Votre employeur vous mute dans une autre ville et vous devez quitter votre logement rapidement ? La mutation professionnelle est l'un des motifs légaux qui réduisent le préavis de location vide de trois mois à un mois, en application de l'article 15, I de la loi n° 89-462 du 6 juillet 1989. Deux conditions de forme, et deux seulement : mentionner le motif dans la lettre de congé et joindre le justificatif au courrier. Un congé qui les omet retombe automatiquement dans le préavis de trois mois, même si la mutation est parfaitement réelle.
Notre générateur rédige pour vous une lettre de congé complète : identité des parties, adresse du logement, mention expresse de la mutation avec le nom de l'employeur et la ville d'affectation, référence à l'article 15 de la loi de 1989 et rappel du justificatif joint. Vous remplissez le formulaire ci-dessus, vous téléchargez le PDF, il ne reste qu'à signer, agrafer votre justificatif et envoyer en recommandé.
Ce guide détaille ce que la loi entend par mutation professionnelle, les justificatifs acceptés, la question de la distance et du délai entre la mutation et le congé, le calcul de la fin du bail et les pièges qui coûtent deux mois de loyer aux locataires mutés.

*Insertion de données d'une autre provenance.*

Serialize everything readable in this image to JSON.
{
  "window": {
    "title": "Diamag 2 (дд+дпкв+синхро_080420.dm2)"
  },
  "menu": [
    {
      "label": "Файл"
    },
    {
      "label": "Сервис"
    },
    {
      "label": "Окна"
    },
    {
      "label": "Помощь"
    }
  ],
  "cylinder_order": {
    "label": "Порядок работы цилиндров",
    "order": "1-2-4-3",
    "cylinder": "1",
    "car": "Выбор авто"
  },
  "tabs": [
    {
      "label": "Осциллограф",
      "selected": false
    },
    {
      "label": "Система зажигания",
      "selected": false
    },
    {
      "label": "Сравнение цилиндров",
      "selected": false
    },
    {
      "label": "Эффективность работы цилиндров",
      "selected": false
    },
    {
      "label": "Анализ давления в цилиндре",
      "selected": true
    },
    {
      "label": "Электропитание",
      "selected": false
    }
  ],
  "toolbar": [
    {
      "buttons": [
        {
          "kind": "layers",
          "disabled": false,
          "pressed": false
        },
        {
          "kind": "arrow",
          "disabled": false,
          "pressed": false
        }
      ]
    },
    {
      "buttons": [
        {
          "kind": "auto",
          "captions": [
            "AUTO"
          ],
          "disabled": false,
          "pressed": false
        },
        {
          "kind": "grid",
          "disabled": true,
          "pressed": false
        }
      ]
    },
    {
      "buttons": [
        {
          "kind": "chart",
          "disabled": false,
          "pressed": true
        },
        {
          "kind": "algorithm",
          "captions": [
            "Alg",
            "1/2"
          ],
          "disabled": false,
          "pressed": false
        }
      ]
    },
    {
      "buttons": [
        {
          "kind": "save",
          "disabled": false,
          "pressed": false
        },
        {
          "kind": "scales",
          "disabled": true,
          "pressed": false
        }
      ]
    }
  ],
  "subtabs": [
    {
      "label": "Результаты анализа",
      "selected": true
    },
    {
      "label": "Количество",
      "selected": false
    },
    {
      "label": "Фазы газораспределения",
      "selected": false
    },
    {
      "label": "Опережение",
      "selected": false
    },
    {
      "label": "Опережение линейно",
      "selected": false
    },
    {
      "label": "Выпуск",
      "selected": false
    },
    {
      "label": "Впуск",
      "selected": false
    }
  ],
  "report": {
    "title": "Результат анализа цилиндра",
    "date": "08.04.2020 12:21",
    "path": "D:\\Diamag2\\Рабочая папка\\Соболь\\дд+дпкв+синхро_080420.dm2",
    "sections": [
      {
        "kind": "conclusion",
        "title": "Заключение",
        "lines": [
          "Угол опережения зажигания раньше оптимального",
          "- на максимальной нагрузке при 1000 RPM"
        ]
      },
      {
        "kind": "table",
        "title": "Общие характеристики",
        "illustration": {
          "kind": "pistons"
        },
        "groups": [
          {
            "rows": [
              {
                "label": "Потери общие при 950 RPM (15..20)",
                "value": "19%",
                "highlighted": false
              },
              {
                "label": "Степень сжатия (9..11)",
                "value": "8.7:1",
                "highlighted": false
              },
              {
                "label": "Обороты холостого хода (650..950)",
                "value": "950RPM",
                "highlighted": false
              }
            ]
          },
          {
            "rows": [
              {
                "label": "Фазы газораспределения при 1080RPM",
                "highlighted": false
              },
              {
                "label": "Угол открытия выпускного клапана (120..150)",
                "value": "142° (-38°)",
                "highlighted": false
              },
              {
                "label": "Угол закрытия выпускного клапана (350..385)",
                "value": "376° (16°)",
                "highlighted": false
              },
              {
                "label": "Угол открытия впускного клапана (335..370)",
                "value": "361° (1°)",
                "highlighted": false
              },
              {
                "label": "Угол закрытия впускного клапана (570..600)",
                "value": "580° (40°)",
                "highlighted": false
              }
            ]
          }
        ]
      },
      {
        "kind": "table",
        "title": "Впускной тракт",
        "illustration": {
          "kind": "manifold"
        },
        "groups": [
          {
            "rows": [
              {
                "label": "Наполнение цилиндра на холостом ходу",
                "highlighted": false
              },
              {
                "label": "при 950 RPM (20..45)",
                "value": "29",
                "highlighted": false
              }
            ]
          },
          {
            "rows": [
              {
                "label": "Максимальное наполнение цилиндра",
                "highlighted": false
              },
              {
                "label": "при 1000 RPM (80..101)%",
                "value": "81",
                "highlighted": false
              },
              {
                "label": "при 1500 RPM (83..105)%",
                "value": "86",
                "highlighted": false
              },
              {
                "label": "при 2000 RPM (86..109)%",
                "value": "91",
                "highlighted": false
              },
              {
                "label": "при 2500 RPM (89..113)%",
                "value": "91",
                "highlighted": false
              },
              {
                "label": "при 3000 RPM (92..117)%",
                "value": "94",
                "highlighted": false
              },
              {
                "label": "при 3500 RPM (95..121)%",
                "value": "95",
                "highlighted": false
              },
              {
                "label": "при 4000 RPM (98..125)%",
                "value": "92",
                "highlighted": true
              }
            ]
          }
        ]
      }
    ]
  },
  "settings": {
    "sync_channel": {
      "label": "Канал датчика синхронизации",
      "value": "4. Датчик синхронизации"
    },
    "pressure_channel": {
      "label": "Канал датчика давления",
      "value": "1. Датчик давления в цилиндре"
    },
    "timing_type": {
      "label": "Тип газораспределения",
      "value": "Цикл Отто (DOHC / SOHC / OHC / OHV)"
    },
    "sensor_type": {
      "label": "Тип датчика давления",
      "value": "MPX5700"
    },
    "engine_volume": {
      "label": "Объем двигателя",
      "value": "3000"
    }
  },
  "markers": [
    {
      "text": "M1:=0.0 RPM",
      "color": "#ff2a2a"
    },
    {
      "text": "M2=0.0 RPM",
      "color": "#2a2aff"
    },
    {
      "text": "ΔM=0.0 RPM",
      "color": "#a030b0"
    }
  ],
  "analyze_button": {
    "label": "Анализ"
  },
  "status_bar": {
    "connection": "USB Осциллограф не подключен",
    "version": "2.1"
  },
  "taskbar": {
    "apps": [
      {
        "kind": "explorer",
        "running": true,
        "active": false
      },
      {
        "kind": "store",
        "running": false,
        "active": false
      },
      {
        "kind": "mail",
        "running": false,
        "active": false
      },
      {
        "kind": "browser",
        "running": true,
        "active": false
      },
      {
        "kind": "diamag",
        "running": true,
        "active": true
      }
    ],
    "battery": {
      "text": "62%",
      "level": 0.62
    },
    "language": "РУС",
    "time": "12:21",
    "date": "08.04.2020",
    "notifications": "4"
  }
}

La mutation professionnelle, motif légal de préavis réduit
L'article 15, I de la loi n° 89-462 du 6 juillet 1989 fixe la liste limitative des situations dans lesquelles le préavis du locataire d'un logement vide est ramené de trois mois à un mois. La mutation professionnelle y figure en tête, aux côtés de la perte d'emploi, du nouvel emploi consécutif à une perte d'emploi, de l'état de santé justifiant un changement de domicile, du bénéfice du RSA ou de l'AAH, de l'attribution d'un logement social et de la localisation du logement en zone tendue.
La loi ne définit pas la mutation : c'est la jurisprudence qui en a dessiné les contours. Il s'agit d'un changement de lieu de travail au sein du même employeur, décidé ou accepté par celui-ci. La Cour de cassation retient une lecture souple : la mutation ouvre droit au préavis réduit même lorsqu'elle a été sollicitée par le salarié lui-même, dès lors que l'employeur l'a décidée, et la loi n'exige aucune distance minimale entre l'ancien et le nouveau lieu de travail. Une mutation dans la même agglomération peut donc suffire, à condition d'être réelle et concomitante au congé.
Le dispositif couvre les salariés du secteur privé (CDI comme CDD) et les agents publics faisant l'objet d'une mutation ou d'un changement d'affectation. Il ne couvre pas, en revanche, les travailleurs indépendants, professions libérales, auto-entrepreneurs et dirigeants non salariés qui déplacent leur activité : faute de lien de subordination, il n'y a pas de mutation au sens de l'article 15. De même, une simple embauche chez un nouvel employeur n'est pas une mutation ; elle ne réduit le préavis que si elle suit une perte d'emploi (motif distinct, également prévu par l'article 15).
Texte pivot
Article 15, I, alinéa 2 de la loi n° 89-462 du 6 juillet 1989 : le délai de préavis est d'un mois en cas d'obtention d'un premier emploi, de mutation, de perte d'emploi ou de nouvel emploi consécutif à une perte d'emploi. Le locataire qui souhaite bénéficier de ce délai réduit précise le motif invoqué et le justifie à l'envoi de la lettre de congé ; à défaut, le préavis de trois mois s'applique.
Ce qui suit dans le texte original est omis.